The goal of team formation is the optimal selection of a subset of robots to perform the task, and this thesis contributes team formation algorithms that use a Synergy Graph to form an effective multi-robot team with high performance. In particular, the performance of a team is modeled with a Normal distribution to represent the nondeterminism of the robots' actions in a dynamic world, and this thesis introduces the concept of a delta-optimal team that trades off risk versus reward. Further, robots may fail from time to time, and this thesis considers the formation of a robust multi-robot team that attains high performance even if failures occur.
This thesis considers ad hoc teams, where the robots of the team have not collaborated together, and so their capabilities and synergy are initially unknown. This thesis contributes a novel learning algorithm that uses observations of team performance to learn a Synergy Graph that models the capabilities and synergy of the team. Further, new robots may become available, and this thesis introduces an algorithm that iteratively updates a Synergy Graph with new robots.
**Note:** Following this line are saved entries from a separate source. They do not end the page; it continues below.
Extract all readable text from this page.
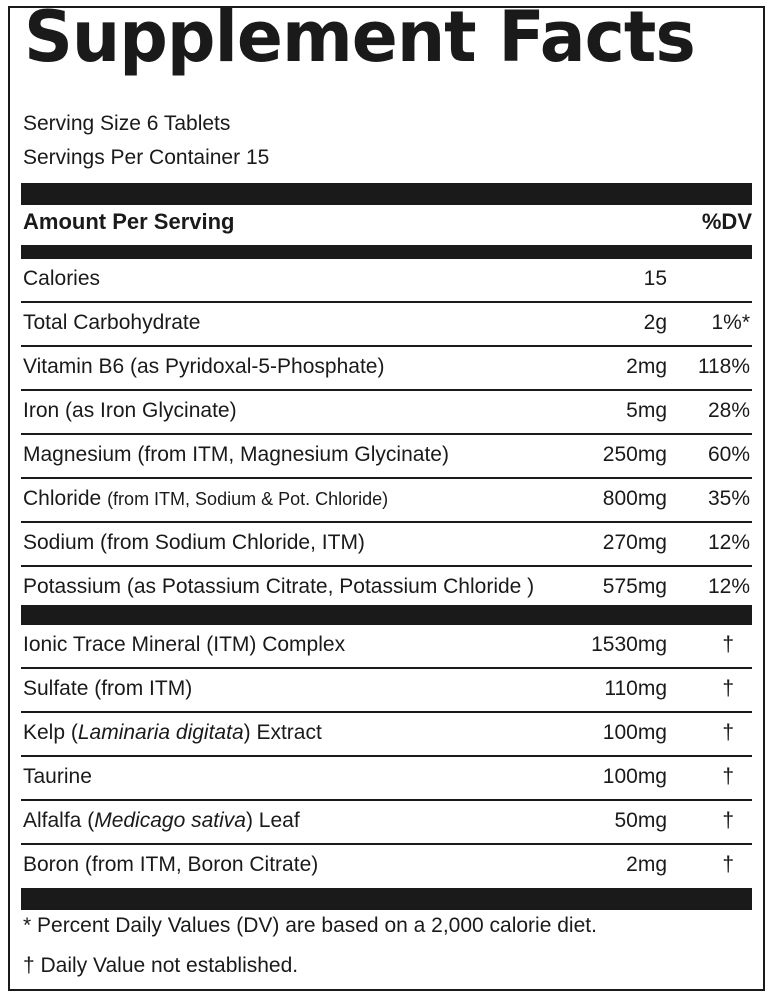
Supplement Facts
Serving Size 6 Tablets
Servings Per Container 15
Amount Per Serving	%DV
Calories	15
Total Carbohydrate	2g 1%*
Vitamin B6 (as Pyridoxal-5-Phosphate)	2mg 118%
Iron (as Iron Glycinate)	5mg 28%
Magnesium (from ITM, Magnesium Glycinate)	250mg 60%
Chloride (from ITM, Sodium & Pot. Chloride)	800mg 35%
Sodium (from Sodium Chloride, ITM)	270mg 12%
Potassium (as Potassium Citrate, Potassium Chloride )	575mg 12%
Ionic Trace Mineral (ITM) Complex	1530mg	†
Sulfate (from ITM)	110mg	†
Kelp (Laminaria digitata) Extract	100mg	†
Taurine	100mg	†
Alfalfa (Medicago sativa) Leaf	50mg	†
Boron (from ITM, Boron Citrate)	2mg	†
* Percent Daily Values (DV) are based on a 2,000 calorie diet.
† Daily Value not established.
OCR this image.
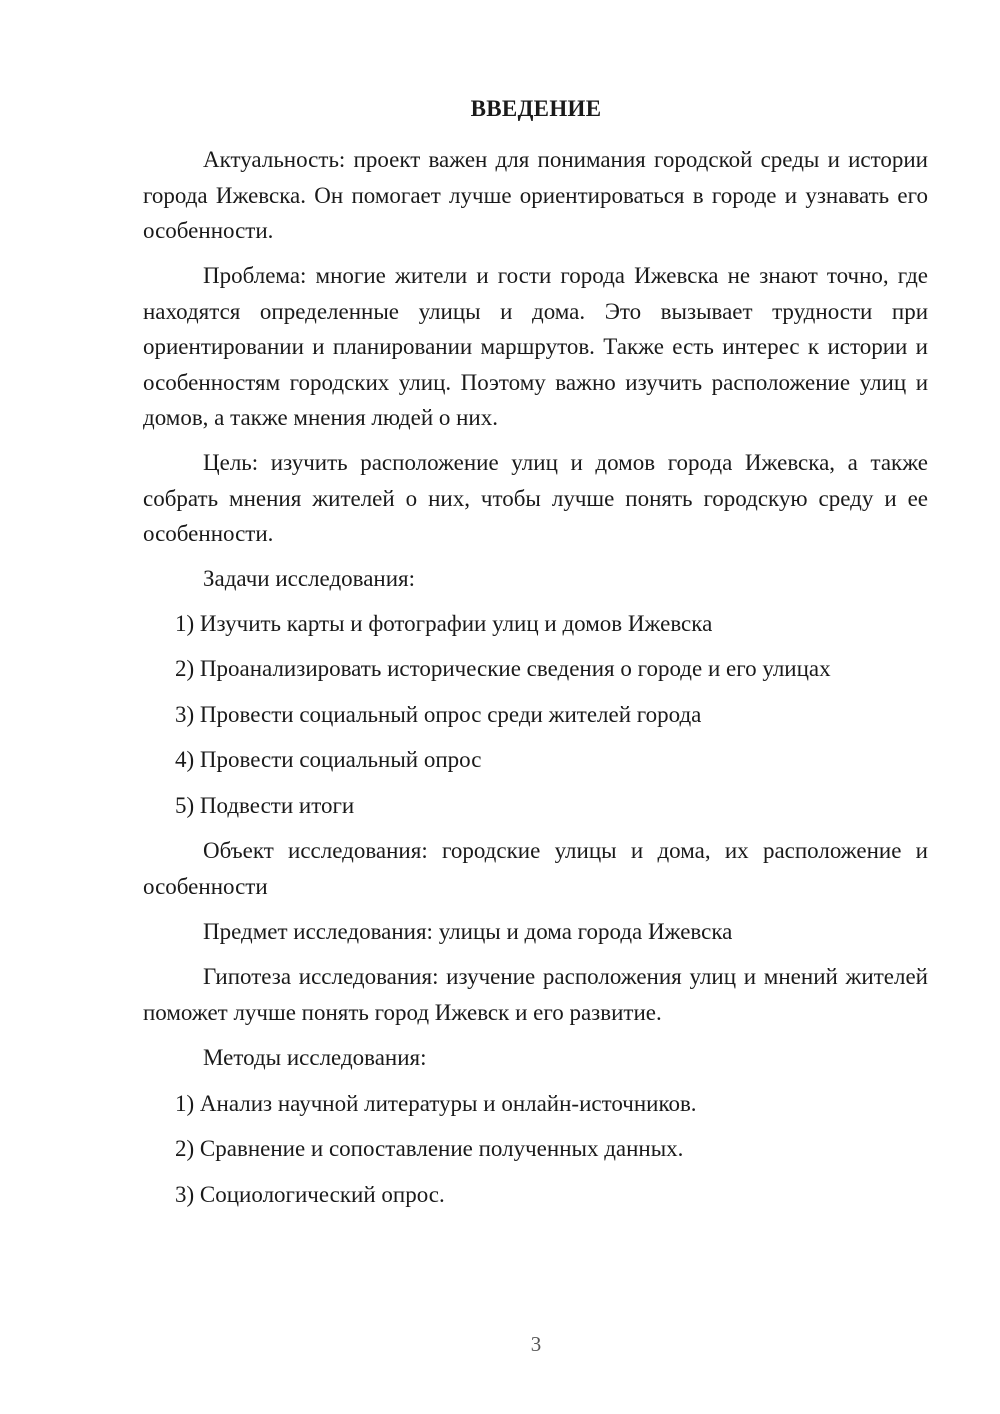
ВВЕДЕНИЕ

Актуальность: проект важен для понимания городской среды и истории города Ижевска. Он помогает лучше ориентироваться в городе и узнавать его особенности.

Проблема: многие жители и гости города Ижевска не знают точно, где находятся определенные улицы и дома. Это вызывает трудности при ориентировании и планировании маршрутов. Также есть интерес к истории и особенностям городских улиц. Поэтому важно изучить расположение улиц и домов, а также мнения людей о них.

Цель: изучить расположение улиц и домов города Ижевска, а также собрать мнения жителей о них, чтобы лучше понять городскую среду и ее особенности.

Задачи исследования:

1) Изучить карты и фотографии улиц и домов Ижевска

2) Проанализировать исторические сведения о городе и его улицах

3) Провести социальный опрос среди жителей города

4) Провести социальный опрос

5) Подвести итоги

Объект исследования: городские улицы и дома, их расположение и особенности

Предмет исследования: улицы и дома города Ижевска

Гипотеза исследования: изучение расположения улиц и мнений жителей поможет лучше понять город Ижевск и его развитие.

Методы исследования:

1) Анализ научной литературы и онлайн-источников.

2) Сравнение и сопоставление полученных данных.

3) Социологический опрос.

3
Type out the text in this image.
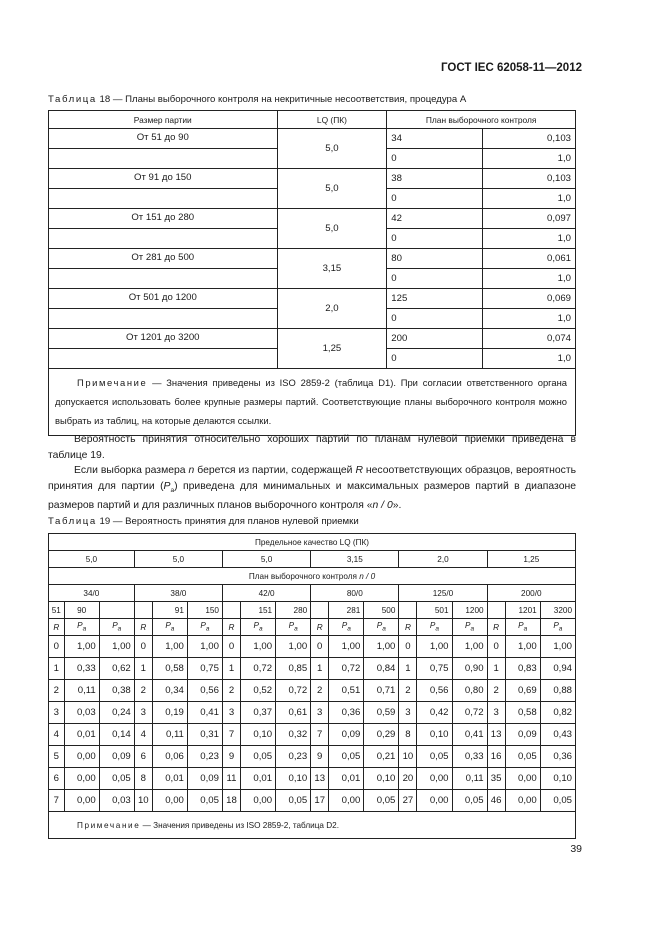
ГОСТ IEC 62058-11—2012
Таблица 18 — Планы выборочного контроля на некритичные несоответствия, процедура А
Размер партии	LQ (ПК)	План выборочного контроля	
От 51 до 90	5,0	34	0,103
		0	1,0
От 91 до 150	5,0	38	0,103
		0	1,0
От 151 до 280	5,0	42	0,097
		0	1,0
От 281 до 500	3,15	80	0,061
		0	1,0
От 501 до 1200	2,0	125	0,069
		0	1,0
От 1201 до 3200	1,25	200	0,074
		0	1,0
Примечание — Значения приведены из ISO 2859-2 (таблица D1). При согласии ответственного органа допускается использовать более крупные размеры партий. Соответствующие планы выборочного контроля можно выбрать из таблиц, на которые делаются ссылки.			

Вероятность принятия относительно хороших партий по планам нулевой приемки приведена в таблице 19.

Если выборка размера n берется из партии, содержащей R несоответствующих образцов, вероятность принятия для партии $(P_a)$ приведена для минимальных и максимальных размеров партий в диапазоне размеров партий и для различных планов выборочного контроля «n / 0».

Таблица 19 — Вероятность принятия для планов нулевой приемки
Предельное качество LQ (ПК)																	
5,0			5,0			5,0			3,15			2,0			1,25		
План выборочного контроля n / 0																	
34/0			38/0			42/0			80/0			125/0			200/0		
51	90			91	150		151	280		281	500		501	1200		1201	3200
R	$P_a$	$P_a$	R	$P_a$	$P_a$	R	$P_a$	$P_a$	R	$P_a$	$P_a$	R	$P_a$	$P_a$	R	$P_a$	$P_a$
0	1,00	1,00	0	1,00	1,00	0	1,00	1,00	0	1,00	1,00	0	1,00	1,00	0	1,00	1,00
1	0,33	0,62	1	0,58	0,75	1	0,72	0,85	1	0,72	0,84	1	0,75	0,90	1	0,83	0,94
2	0,11	0,38	2	0,34	0,56	2	0,52	0,72	2	0,51	0,71	2	0,56	0,80	2	0,69	0,88
3	0,03	0,24	3	0,19	0,41	3	0,37	0,61	3	0,36	0,59	3	0,42	0,72	3	0,58	0,82
4	0,01	0,14	4	0,11	0,31	7	0,10	0,32	7	0,09	0,29	8	0,10	0,41	13	0,09	0,43
5	0,00	0,09	6	0,06	0,23	9	0,05	0,23	9	0,05	0,21	10	0,05	0,33	16	0,05	0,36
6	0,00	0,05	8	0,01	0,09	11	0,01	0,10	13	0,01	0,10	20	0,00	0,11	35	0,00	0,10
7	0,00	0,03	10	0,00	0,05	18	0,00	0,05	17	0,00	0,05	27	0,00	0,05	46	0,00	0,05
Примечание — Значения приведены из ISO 2859-2, таблица D2.																	
39
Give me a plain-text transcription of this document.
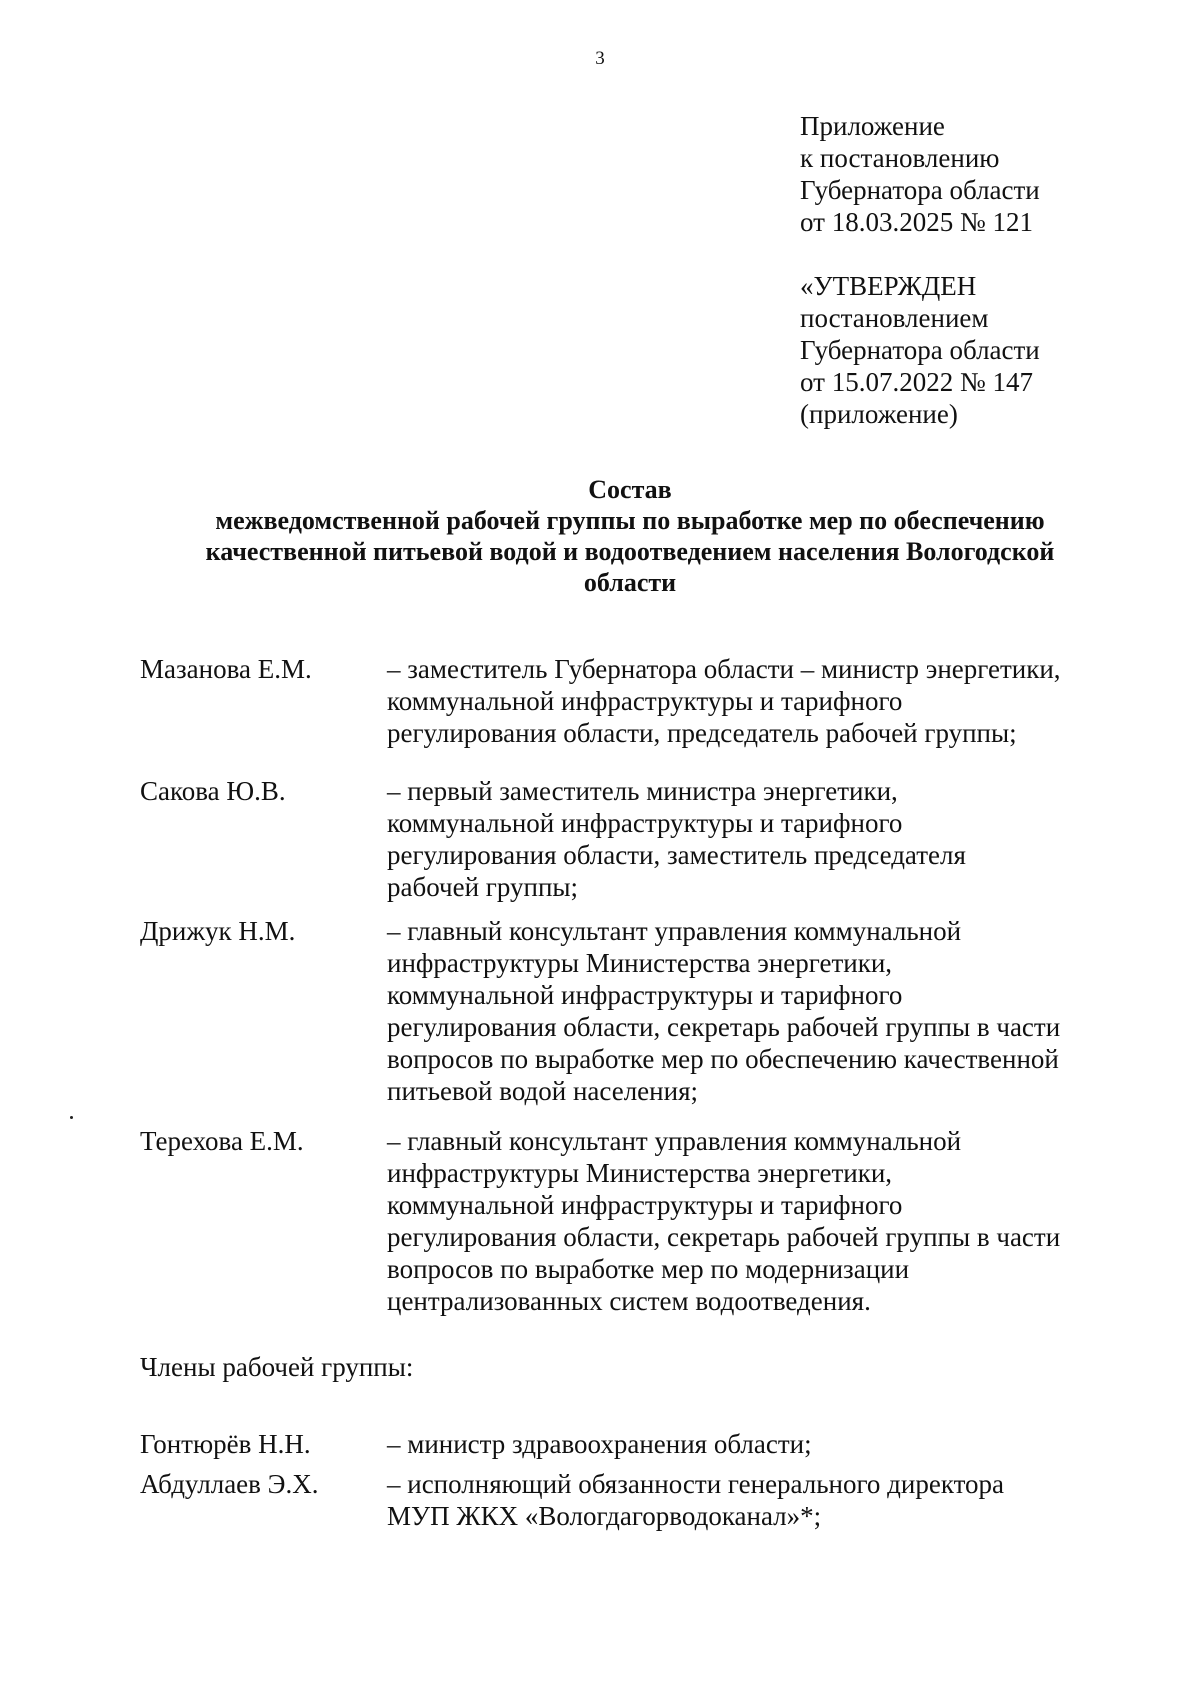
3
Приложение
к постановлению
Губернатора области
от 18.03.2025 № 121
«УТВЕРЖДЕН
постановлением
Губернатора области
от 15.07.2022 № 147
(приложение)
Состав
межведомственной рабочей группы по выработке мер по обеспечению
качественной питьевой водой и водоотведением населения Вологодской
области
Мазанова Е.М.	– заместитель Губернатора области – министр энергетики,
коммунальной инфраструктуры и тарифного
регулирования области, председатель рабочей группы;
Сакова Ю.В.	– первый заместитель министра энергетики,
коммунальной инфраструктуры и тарифного
регулирования области, заместитель председателя
рабочей группы;
Дрижук Н.М.	– главный консультант управления коммунальной
инфраструктуры Министерства энергетики,
коммунальной инфраструктуры и тарифного
регулирования области, секретарь рабочей группы в части
вопросов по выработке мер по обеспечению качественной
питьевой водой населения;
Терехова Е.М.	– главный консультант управления коммунальной
инфраструктуры Министерства энергетики,
коммунальной инфраструктуры и тарифного
регулирования области, секретарь рабочей группы в части
вопросов по выработке мер по модернизации
централизованных систем водоотведения.
Члены рабочей группы:
Гонтюрёв Н.Н.	– министр здравоохранения области;
Абдуллаев Э.Х.	– исполняющий обязанности генерального директора
МУП ЖКХ «Вологдагорводоканал»*;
This thesis validates the Synergy Graph model in extensive simulations and on real robots, such as the NAO humanoid robots, CreBots, and Lego Mindstorms NXTs. These robots vary in terms of their locomotion type, sensor capabilities, and processing power, and show that the Synergy Graph model is general and applicable to a wide range of robots. In the empirical evaluations, this thesis demonstrates the effectiveness of the Synergy Graph representation, planning, and learning in a rich spectrum of ad hoc team formation scenarios.